А потом во всеуслышанье говорит придворным дамам, потирая свои маленькие ручки: «Ах, я сегодня так поздно встала, мой муж навестил меня»[143].
Но никого уже не обманут эти жалкие уловки женщины, цепляющейся, как утопающий за соломинку, за последние искорки чувства к ней императора. У него уже иные планы на уме. Скоро он женится второй раз на австрийской Марии Луизе, холодной и эгоистичной ограниченной принцессе, которая после каждого поцелуя императора в щечку будет тщательно это место вытирать носовым платком. Только на сей раз император умнее. Он свои «маленькие домики для любовных утех» будет очень маскировать, и о них Мария Луиза никогда даже не догадается. Лаура де Абрантес в своих воспоминаниях рассказывает о том, как ее подругу, красавицу Рекамер, счастливую мать и супругу, сватал министр Наполеона Фуке, чтобы она стала, о нет, не любовницей императора, а всего лишь приятельницей. «Любовниц много, а вот хороших, интеллигентных приятельниц у императора мало», — резюмировал Фуке. А потом пришла к ней сестра Наполеона Полина и без обиняков спросила, любит ли та театры, а услышав утвердительный ответ, дала ей письмо странного содержания: «Дирекция Французской Комедии предупреждена, что ее высочество княжна Полина Бонапарт дает свою ложу мадам Рекамер. И когда она будет находиться в этой ложе, она может пребывать там с лицами по своему выбору, и никто другой не имеет права в это время входить в эту ложу, пока этого не захочет сама мадам Рекамер. Секретарь княжны Полины Бонапарт»[144].

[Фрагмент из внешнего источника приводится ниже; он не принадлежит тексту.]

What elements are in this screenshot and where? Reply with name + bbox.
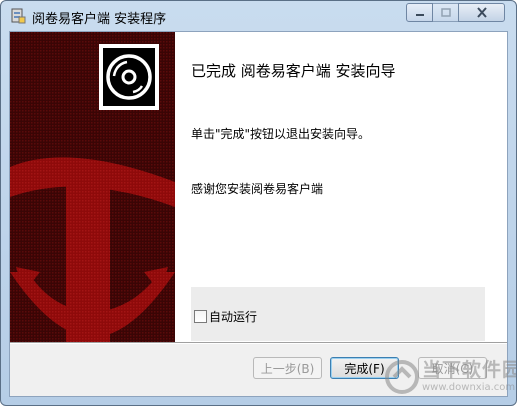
exit-instruction-text: 单击"完成"按钮以退出安装向导。 (191, 127, 371, 141)
maximize-icon (440, 8, 451, 17)
page-title: 已完成 阅卷易客户端 安装向导 (191, 62, 396, 80)
minimize-button[interactable] (406, 3, 433, 22)
maximize-button[interactable] (432, 3, 459, 22)
installer-app-icon (11, 8, 26, 24)
finish-button[interactable]: 完成(F) (330, 357, 399, 379)
footer-divider (10, 342, 507, 344)
window-title: 阅卷易客户端 安装程序 (32, 12, 167, 27)
cd-disc-icon (106, 54, 152, 100)
close-icon (476, 7, 487, 18)
title-bar[interactable]: 阅卷易客户端 安装程序 (1, 1, 516, 31)
auto-run-label[interactable]: 自动运行 (209, 308, 257, 325)
wizard-client-area: 已完成 阅卷易客户端 安装向导 单击"完成"按钮以退出安装向导。 感谢您安装阅卷… (9, 31, 508, 397)
wizard-content: 已完成 阅卷易客户端 安装向导 单击"完成"按钮以退出安装向导。 感谢您安装阅卷… (175, 32, 507, 342)
thank-you-text: 感谢您安装阅卷易客户端 (191, 182, 324, 196)
minimize-icon (415, 13, 424, 16)
cancel-button[interactable]: 取消(C) (418, 357, 487, 379)
close-button[interactable] (458, 3, 505, 22)
auto-run-checkbox[interactable] (194, 310, 207, 323)
back-button[interactable]: 上一步(B) (253, 357, 322, 379)
wizard-side-banner (10, 32, 175, 342)
options-panel: 自动运行 (191, 287, 485, 341)
installer-window: 阅卷易客户端 安装程序 已完成 阅卷易客户端 安装向导 单击"完成"按钮以退出安… (0, 0, 517, 406)
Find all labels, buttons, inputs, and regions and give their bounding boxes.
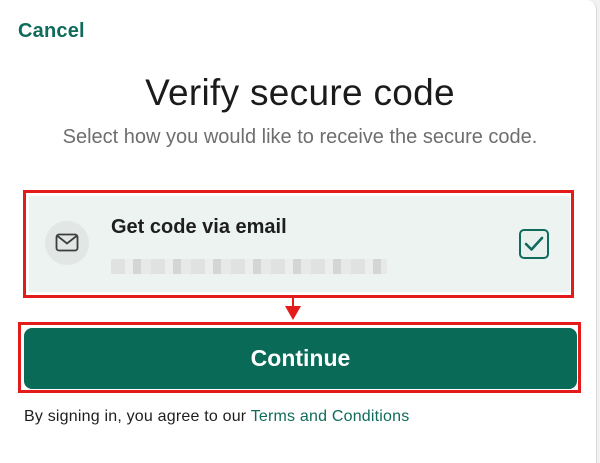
continue-button[interactable]: Continue	[24, 328, 577, 389]
page-title: Verify secure code	[145, 72, 455, 113]
cancel-button[interactable]: Cancel	[18, 20, 85, 43]
masked-email-address	[111, 259, 387, 274]
terms-prefix: By signing in, you agree to our	[24, 408, 251, 425]
mail-icon	[45, 221, 89, 265]
email-option[interactable]: Get code via email	[29, 196, 570, 292]
terms-link[interactable]: Terms and Conditions	[251, 408, 410, 425]
verify-dialog: Cancel Verify secure code Select how you…	[0, 0, 597, 463]
terms-notice: By signing in, you agree to our Terms an…	[24, 408, 409, 426]
checkmark-icon	[524, 236, 544, 251]
arrow-down-icon	[285, 306, 301, 320]
email-option-checkbox[interactable]	[519, 229, 549, 259]
page-subtitle: Select how you would like to receive the…	[62, 126, 538, 148]
email-option-label: Get code via email	[111, 216, 287, 238]
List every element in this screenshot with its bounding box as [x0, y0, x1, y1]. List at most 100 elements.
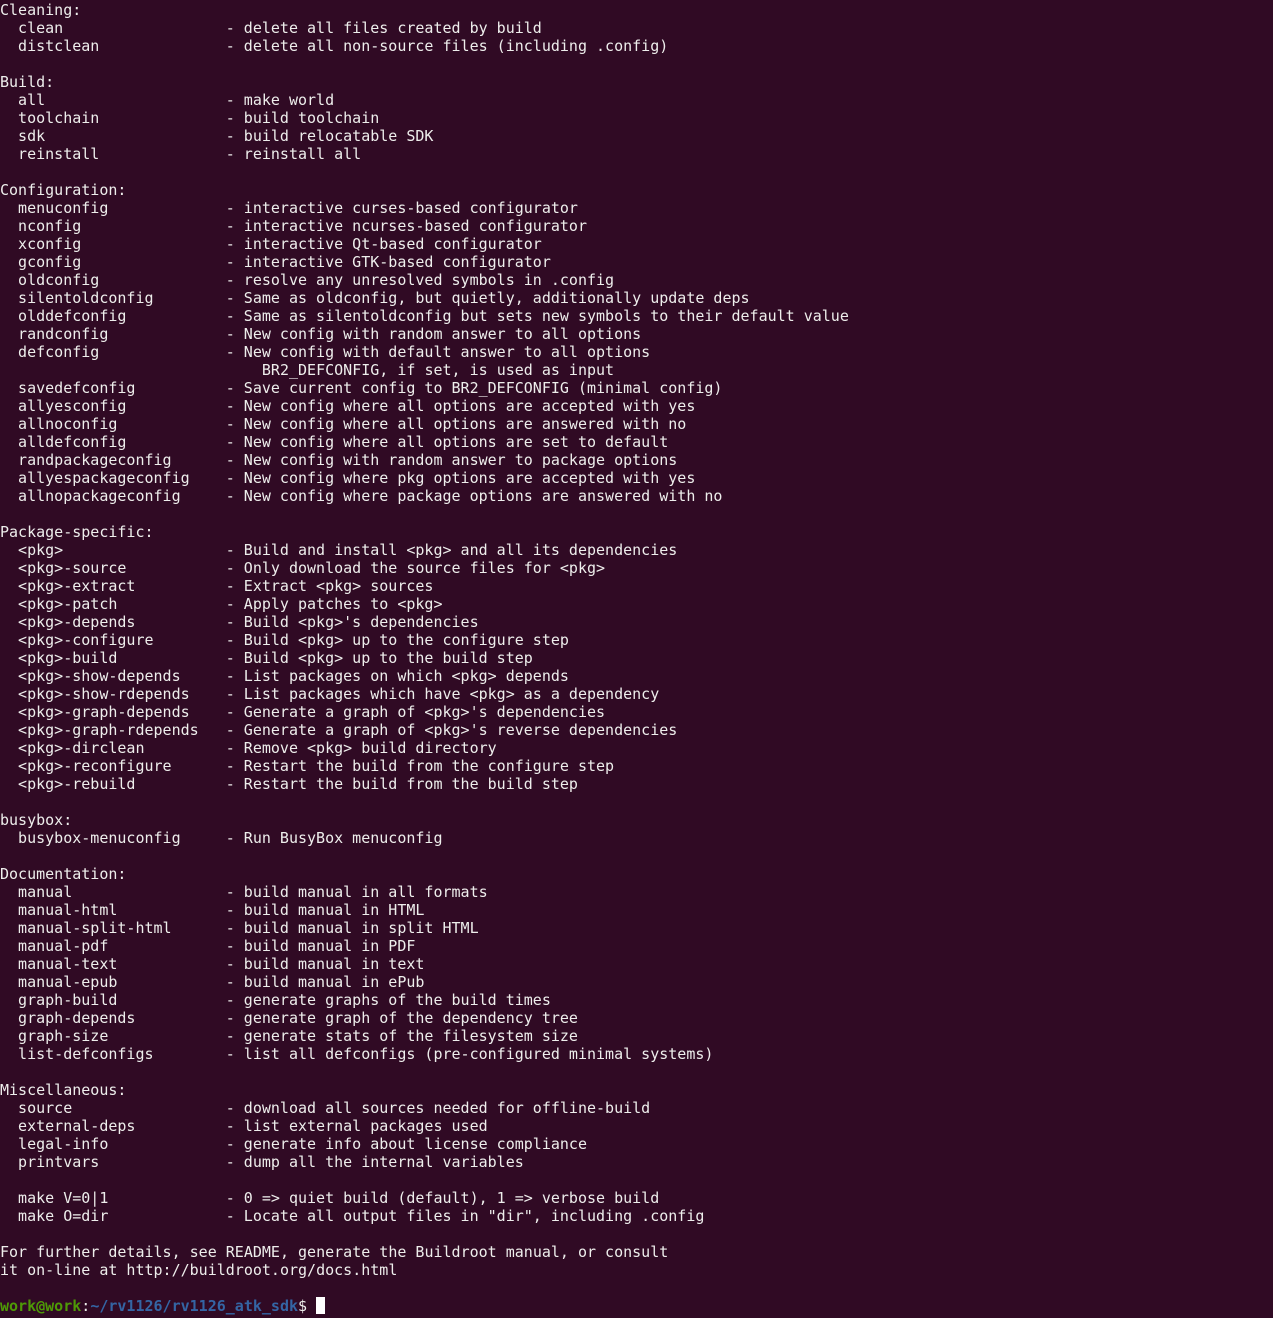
target-description: - make world: [225, 91, 335, 109]
make-target: menuconfig: [18, 199, 109, 217]
make-target: silentoldconfig: [18, 289, 154, 307]
help-entry: oldconfig - resolve any unresolved symbol…: [0, 271, 1273, 289]
help-entry: manual-text - build manual in text: [0, 955, 1273, 973]
help-entry: <pkg>-graph-rdepends - Generate a graph o…: [0, 721, 1273, 739]
section-header: busybox:: [0, 811, 73, 829]
target-description: - Only download the source files for <pk…: [225, 559, 606, 577]
target-description: - Save current config to BR2_DEFCONFIG (…: [225, 379, 723, 397]
shell-prompt[interactable]: work@work:~/rv1126/rv1126_atk_sdk$: [0, 1297, 1273, 1315]
make-target: <pkg>-show-depends: [18, 667, 181, 685]
make-target: savedefconfig: [18, 379, 136, 397]
section-header: Miscellaneous:: [0, 1081, 127, 1099]
target-description: - list external packages used: [225, 1117, 488, 1135]
make-target: printvars: [18, 1153, 100, 1171]
make-target: <pkg>-show-rdepends: [18, 685, 190, 703]
target-description: - Build <pkg> up to the build step: [225, 649, 533, 667]
make-target: graph-size: [18, 1027, 109, 1045]
make-target: manual: [18, 883, 73, 901]
help-entry: <pkg>-show-depends - List packages on whi…: [0, 667, 1273, 685]
target-description: - build manual in all formats: [225, 883, 488, 901]
target-description: - interactive GTK-based configurator: [225, 253, 551, 271]
target-description: - download all sources needed for offlin…: [225, 1099, 651, 1117]
target-description: - 0 => quiet build (default), 1 => verbo…: [225, 1189, 660, 1207]
terminal-output[interactable]: Cleaning: clean - delete all files created…: [0, 0, 1273, 1297]
target-description: - List packages on which <pkg> depends: [225, 667, 569, 685]
target-description: - build manual in text: [225, 955, 425, 973]
target-description: - Restart the build from the configure s…: [225, 757, 615, 775]
make-target: manual-pdf: [18, 937, 109, 955]
target-description: - New config where all options are accep…: [225, 397, 696, 415]
help-entry: graph-size - generate stats of the filesy…: [0, 1027, 1273, 1045]
make-target: manual-text: [18, 955, 118, 973]
make-target: allnopackageconfig: [18, 487, 181, 505]
help-entry: alldefconfig - New config where all optio…: [0, 433, 1273, 451]
help-entry: manual-html - build manual in HTML: [0, 901, 1273, 919]
target-description: - New config where all options are answe…: [225, 415, 687, 433]
target-description: - delete all files created by build: [225, 19, 542, 37]
help-entry: allnoconfig - New config where all option…: [0, 415, 1273, 433]
make-target: sdk: [18, 127, 46, 145]
help-entry: allyesconfig - New config where all optio…: [0, 397, 1273, 415]
make-target: external-deps: [18, 1117, 136, 1135]
help-entry: <pkg>-configure - Build <pkg> up to the c…: [0, 631, 1273, 649]
help-entry: <pkg>-build - Build <pkg> up to the build…: [0, 649, 1273, 667]
make-target: randpackageconfig: [18, 451, 172, 469]
help-entry: toolchain - build toolchain: [0, 109, 1273, 127]
target-description: - New config with random answer to all o…: [225, 325, 642, 343]
description-continuation: BR2_DEFCONFIG, if set, is used as input: [0, 361, 1273, 379]
target-description: - New config where all options are set t…: [225, 433, 669, 451]
make-target: busybox-menuconfig: [18, 829, 181, 847]
target-description: - interactive Qt-based configurator: [225, 235, 542, 253]
target-description: - Generate a graph of <pkg>'s reverse de…: [225, 721, 678, 739]
help-entry: randconfig - New config with random answe…: [0, 325, 1273, 343]
target-description: - dump all the internal variables: [225, 1153, 524, 1171]
help-entry: <pkg>-reconfigure - Restart the build fro…: [0, 757, 1273, 775]
make-target: <pkg>-reconfigure: [18, 757, 172, 775]
make-target: <pkg>-source: [18, 559, 127, 577]
help-entry: <pkg>-source - Only download the source f…: [0, 559, 1273, 577]
target-description: - Run BusyBox menuconfig: [225, 829, 443, 847]
target-description: - build manual in split HTML: [225, 919, 479, 937]
make-target: allyesconfig: [18, 397, 127, 415]
section-header: Documentation:: [0, 865, 127, 883]
section-header: Build:: [0, 73, 55, 91]
help-entry: printvars - dump all the internal variabl…: [0, 1153, 1273, 1171]
help-entry: source - download all sources needed for …: [0, 1099, 1273, 1117]
help-entry: list-defconfigs - list all defconfigs (pr…: [0, 1045, 1273, 1063]
make-target: list-defconfigs: [18, 1045, 154, 1063]
make-target: source: [18, 1099, 73, 1117]
help-entry: xconfig - interactive Qt-based configurat…: [0, 235, 1273, 253]
prompt-path: ~/rv1126/rv1126_atk_sdk: [90, 1297, 299, 1315]
section-header: For further details, see README, generat…: [0, 1243, 669, 1261]
help-entry: gconfig - interactive GTK-based configura…: [0, 253, 1273, 271]
help-entry: distclean - delete all non-source files (…: [0, 37, 1273, 55]
help-entry: <pkg>-graph-depends - Generate a graph of…: [0, 703, 1273, 721]
help-entry: legal-info - generate info about license …: [0, 1135, 1273, 1153]
make-target: legal-info: [18, 1135, 109, 1153]
target-description: - generate info about license compliance: [225, 1135, 587, 1153]
target-description: - build manual in HTML: [225, 901, 425, 919]
help-entry: allyespackageconfig - New config where pk…: [0, 469, 1273, 487]
target-description: - list all defconfigs (pre-configured mi…: [225, 1045, 714, 1063]
make-target: <pkg>-depends: [18, 613, 136, 631]
make-target: <pkg>-configure: [18, 631, 154, 649]
help-entry: external-deps - list external packages us…: [0, 1117, 1273, 1135]
help-entry: reinstall - reinstall all: [0, 145, 1273, 163]
prompt-user: work@work: [0, 1297, 82, 1315]
make-target: all: [18, 91, 46, 109]
section-header: Package-specific:: [0, 523, 154, 541]
target-description: - build toolchain: [225, 109, 380, 127]
target-description: - Build <pkg> up to the configure step: [225, 631, 569, 649]
text-cursor: [316, 1297, 326, 1314]
make-target: reinstall: [18, 145, 100, 163]
make-target: graph-depends: [18, 1009, 136, 1027]
make-target: <pkg>: [18, 541, 64, 559]
target-description: - Generate a graph of <pkg>'s dependenci…: [225, 703, 606, 721]
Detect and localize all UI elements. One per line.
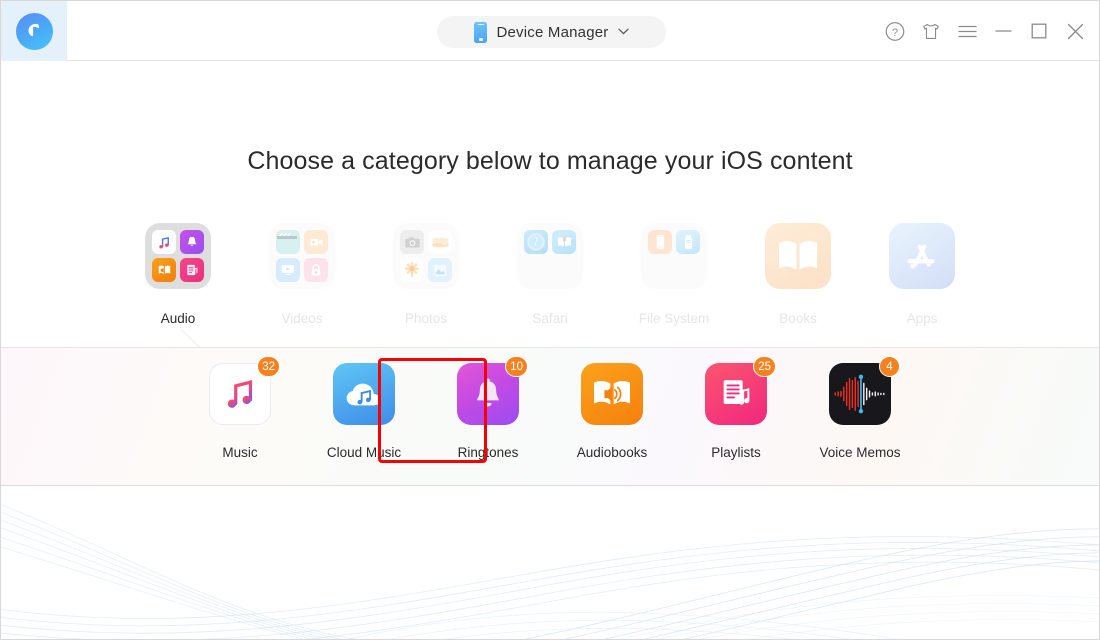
cloud-music-icon [333, 363, 395, 425]
category-row: Audio Videos Photos Safari File System B… [1, 223, 1099, 326]
help-button[interactable]: ? [885, 21, 905, 41]
phone-icon [474, 21, 488, 43]
books-icon [765, 223, 831, 289]
bookmark-mini-icon [552, 230, 576, 254]
minimize-button[interactable] [993, 21, 1013, 41]
panorama-mini-icon [428, 230, 452, 254]
category-file-system[interactable]: File System [612, 223, 736, 326]
audiobook-icon [581, 363, 643, 425]
badge-count: 25 [753, 356, 776, 377]
camera-mini-icon [400, 230, 424, 254]
category-label: Apps [906, 311, 938, 326]
sunflower-mini-icon [400, 258, 424, 282]
compass-mini-icon [524, 230, 548, 254]
subcategory-label: Music [222, 445, 258, 460]
category-apps[interactable]: Apps [860, 223, 984, 326]
device-manager-selector[interactable]: Device Manager [437, 16, 666, 48]
subcategory-label: Cloud Music [326, 445, 402, 460]
category-photos[interactable]: Photos [364, 223, 488, 326]
category-label: Books [779, 311, 817, 326]
device-phone-mini-icon [648, 230, 672, 254]
anytrans-logo-icon [15, 12, 53, 50]
empty-mini-slot [676, 258, 700, 282]
subcategory-voice-memos[interactable]: 4 Voice Memos [798, 356, 922, 460]
category-label: Videos [281, 311, 323, 326]
camcorder-mini-icon [304, 230, 328, 254]
badge-count: 32 [257, 356, 280, 377]
empty-mini-slot [552, 258, 576, 282]
device-manager-label: Device Manager [496, 23, 609, 41]
app-logo-panel [1, 1, 67, 61]
monitor-mini-icon [276, 258, 300, 282]
maximize-button[interactable] [1029, 21, 1049, 41]
window-controls: ? [885, 1, 1085, 61]
usb-mini-icon [676, 230, 700, 254]
category-safari[interactable]: Safari [488, 223, 612, 326]
badge-count: 4 [879, 356, 900, 377]
category-label: Photos [404, 311, 448, 326]
active-category-pointer [161, 329, 199, 347]
close-button[interactable] [1065, 21, 1085, 41]
category-label: Safari [532, 311, 568, 326]
subcategory-label: Voice Memos [819, 445, 901, 460]
filesystem-folder-icon [641, 223, 707, 289]
empty-mini-slot [648, 258, 672, 282]
subcategory-row: 32 Music Cloud Music 10 Ringtones Audiob… [1, 356, 1099, 460]
subcategory-ringtones[interactable]: 10 Ringtones [426, 356, 550, 460]
subcategory-cloud-music[interactable]: Cloud Music [302, 363, 426, 460]
subcategory-label: Audiobooks [576, 445, 648, 460]
category-audio[interactable]: Audio [116, 223, 240, 326]
category-videos[interactable]: Videos [240, 223, 364, 326]
svg-text:?: ? [892, 26, 898, 38]
music-note-mini-icon [152, 230, 176, 254]
subcategory-label: Playlists [711, 445, 761, 460]
appstore-icon [889, 223, 955, 289]
badge-count: 10 [505, 356, 528, 377]
subcategory-label: Ringtones [457, 445, 519, 460]
lock-mini-icon [304, 258, 328, 282]
category-label: Audio [160, 311, 196, 326]
subcategory-playlists[interactable]: 25 Playlists [674, 356, 798, 460]
bell-mini-icon [180, 230, 204, 254]
theme-button[interactable] [921, 21, 941, 41]
subcategory-audiobooks[interactable]: Audiobooks [550, 363, 674, 460]
category-books[interactable]: Books [736, 223, 860, 326]
title-bar: Device Manager ? [1, 1, 1099, 61]
audio-folder-icon [145, 223, 211, 289]
chevron-down-icon [617, 28, 629, 38]
safari-folder-icon [517, 223, 583, 289]
videos-folder-icon [269, 223, 335, 289]
photos-folder-icon [393, 223, 459, 289]
category-label: File System [638, 311, 710, 326]
footer-decoration [1, 487, 1099, 639]
empty-mini-slot [524, 258, 548, 282]
app-window: Device Manager ? Choose a category below… [0, 0, 1100, 640]
clapperboard-mini-icon [276, 230, 300, 254]
audiobook-mini-icon [152, 258, 176, 282]
page-title: Choose a category below to manage your i… [247, 147, 853, 175]
photo-mini-icon [428, 258, 452, 282]
wave-graphic [1, 504, 1099, 639]
menu-button[interactable] [957, 21, 977, 41]
subcategory-music[interactable]: 32 Music [178, 356, 302, 460]
playlist-mini-icon [180, 258, 204, 282]
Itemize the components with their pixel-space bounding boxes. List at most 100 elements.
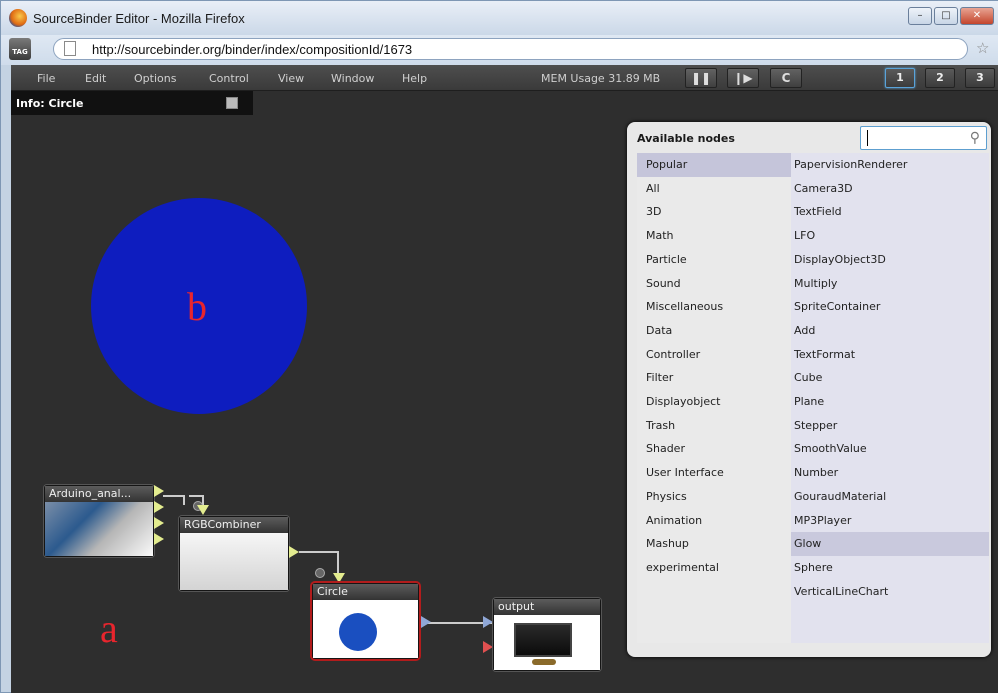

Ну мадам Рекамер, неотразимая красавица, возбудившая чувство Наполеона Бонапарта, решила сначала «захотеть» увидеть эту самую ложу. И что она увидела? Маленький коридорчик, как бы две маленькие комнатки-ложи. Одна на первом этаже, вторая на втором. Винтовая лестница, соединяющая эти ложи, плотно закрываемые от постороннего взгляда и от сцены. Диванчики, мягкие и удобные, легко раздвигаемые и образующие ложа. Вверху ложа императора, внизу его сестры. Любая дамочка могла пребывать в ложе Полины, когда сверху инкогнито сходил вниз император для любовных утех. Особенно много времени для этого не требовалось. Император и не любил слишком много тратить времени на любовные услады. Он — солдат, и тут по-солдатски все быстро и просто. Он даже один раз отказался от девственницы, придя в ужас от мысли, сколько времени, силы и энергии надо на нее потратить, чтобы дефлорировать.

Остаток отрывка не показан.